Psoriasis is an inflammatory skin disease characterized by the hyperproliferative epidermal keratinocytes and significant immune cells infiltration, leading to cytokines production such as IL-1β, TNF-α, IL-23, and IL-17. Recent study highlights the critical role of IL-1β in the induction and activation of pathogenic Th17 and IL-17-producing γδ T cells, contributing to psoriasis. However, the mechanism underlying IL-1β dysregulation in psoriasis pathogenesis is unclear. Autophagy regulates IL-1β production and has a pleiotropic effect on inflammatory disorders. Previous studies showed controversial role of autophagy in psoriasis pathogenesis, either pro-inflammatory in autophagy-deficient keratinocyte or anti-inflammatory in pharmacologically autophagy-promoting macrophages. Thus, the direct role of autophagy and its therapeutic potential in psoriasis remains unclear. We used myeloid cell-specific autophagy-related gene 7 (Atg7)-deficient mice and determined the effect of autophagy deficiency in myeloid cells on neutrophilia and disease pathogenesis in an imiquimod-induced psoriasis mouse model. We then assessed the pathogenic mechanism focusing on immune cells producing IL-1β and IL-17 along with gene expression profiles associated with psoriasis in mouse model and public database on patients. Moreover, therapeutic potential of IL-1β blocking in such context was assessed. We found that autophagy deficiency in myeloid cells exacerbated neutrophilic inflammation and disease pathogenesis in mice with psoriasis. This autophagy-dependent effect was associated with a significant increase in IL-1β production from myeloid cells, particularly macrophages, Cxcl2 expression, and IL-17 A producing T cells including γδ T cells. Supporting this, treatment with systemic IL-1 receptor blocking antibody or topical saccharin, a disaccharide suppressing pro-IL-1β expression, led to the alleviation of neutrophilia and psoriatic skin inflammation linked to autophagy deficiency. The pathophysiological relevance of this finding was supported by dysregulation of autophagy-related genes and their correlation with Th17 cytokines in psoriatic skin lesion from patients with psoriasis. Our results suggest that autophagy dysfunction in myeloid cells, especially macrophages, along with IL-1β dysregulation has a causal role in neutrophilic inflammation and psoriasis pathogenesis.

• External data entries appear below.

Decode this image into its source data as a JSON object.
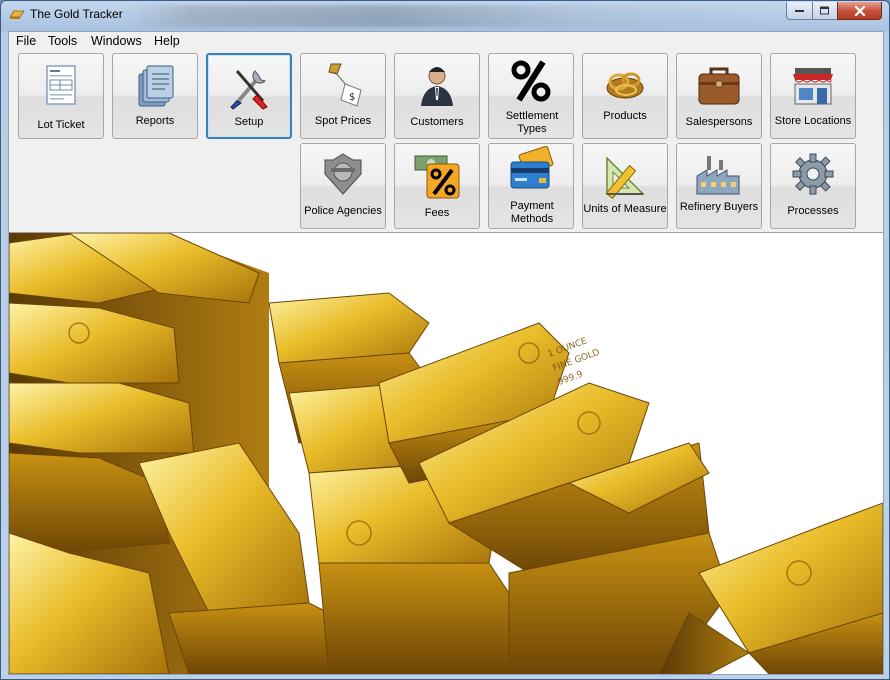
{
  "window": {
    "title": "The Gold Tracker"
  },
  "menu": [
    "File",
    "Tools",
    "Windows",
    "Help"
  ],
  "toolbar": {
    "buttons": [
      {
        "label": "Lot Ticket",
        "icon": "lot-ticket-icon"
      },
      {
        "label": "Reports",
        "icon": "reports-icon"
      },
      {
        "label": "Setup",
        "icon": "setup-tools-icon",
        "selected": true
      },
      {
        "label": "Spot Prices",
        "icon": "spot-prices-icon"
      },
      {
        "label": "Customers",
        "icon": "customer-person-icon"
      },
      {
        "label": "Settlement Types",
        "icon": "percent-icon"
      },
      {
        "label": "Products",
        "icon": "gold-jewelry-icon"
      },
      {
        "label": "Salespersons",
        "icon": "briefcase-icon"
      },
      {
        "label": "Store Locations",
        "icon": "storefront-icon"
      },
      {
        "label": "Police Agencies",
        "icon": "police-badge-icon"
      },
      {
        "label": "Fees",
        "icon": "fees-percent-money-icon"
      },
      {
        "label": "Payment Methods",
        "icon": "credit-cards-icon"
      },
      {
        "label": "Units of Measure",
        "icon": "ruler-triangle-icon"
      },
      {
        "label": "Refinery Buyers",
        "icon": "factory-icon"
      },
      {
        "label": "Processes",
        "icon": "gears-icon"
      }
    ]
  },
  "hero": {
    "description_icon": "gold-bars-image",
    "bar_stamp": [
      "1 OUNCE",
      "FINE GOLD",
      "999.9"
    ]
  }
}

髓系细胞自噬功能受损会通过 IL-1β/CXCL2/ 中性粒细胞轴加重牛皮癣样皮肤炎症
银屑病是一种炎症性皮肤病,其特点是表皮角质细胞过度增生和大量免疫细胞浸润,导致 IL-1β、TNF-α、IL-23 和 IL-17 等细胞因子的产生。最近的研究强调,IL-1β 在诱导和激活致病性 Th17 和产生 IL-17 的 γδ T 细胞中起着关键作用,从而导致银屑病。然而,IL-1β在银屑病发病机制中失调的机制尚不清楚。自噬可调节IL-1β的产生,并对炎症性疾病有多重影响。先前的研究表明,自噬在银屑病发病机制中的作用存在争议,自噬缺陷的角质形成细胞具有促炎作用,而药物自噬促进的巨噬细胞则具有抗炎作用。因此,自噬在银屑病中的直接作用及其治疗潜力仍不清楚。我们利用髓系细胞特异性自噬相关基因 7(Atg7)缺陷小鼠,在咪喹莫特诱导的银屑病小鼠模型中测定了髓系细胞自噬缺陷对中性粒细胞增多和疾病发病机制的影响。然后,我们评估了致病机制,重点是产生 IL-1β 和 IL-17 的免疫细胞,以及小鼠模型和患者公共数据库中与银屑病相关的基因表达谱。此外,还评估了在这种情况下阻断 IL-1β 的治疗潜力。我们发现,髓系细胞中自噬功能的缺乏会加剧银屑病小鼠的中性粒细胞炎症和疾病发病机制。这种自噬依赖效应与髓系细胞(尤其是巨噬细胞)产生的IL-1β显著增加、Cxcl2表达以及包括γδT细胞在内的产生IL-17 A的T细胞有关。为此,全身使用 IL-1 受体阻断抗体或局部使用糖精(一种抑制促 IL-1β 表达的双糖)治疗后,与自噬缺陷有关的中性粒细胞增多和银屑病皮肤炎症得到了缓解。银屑病患者银屑病皮损中自噬相关基因的失调及其与 Th17 细胞因子的相关性支持了这一发现的病理生理学意义。我们的研究结果表明,髓系细胞(尤其是巨噬细胞)的自噬功能障碍以及IL-1β失调在中性粒细胞炎症和银屑病发病机制中起着因果作用。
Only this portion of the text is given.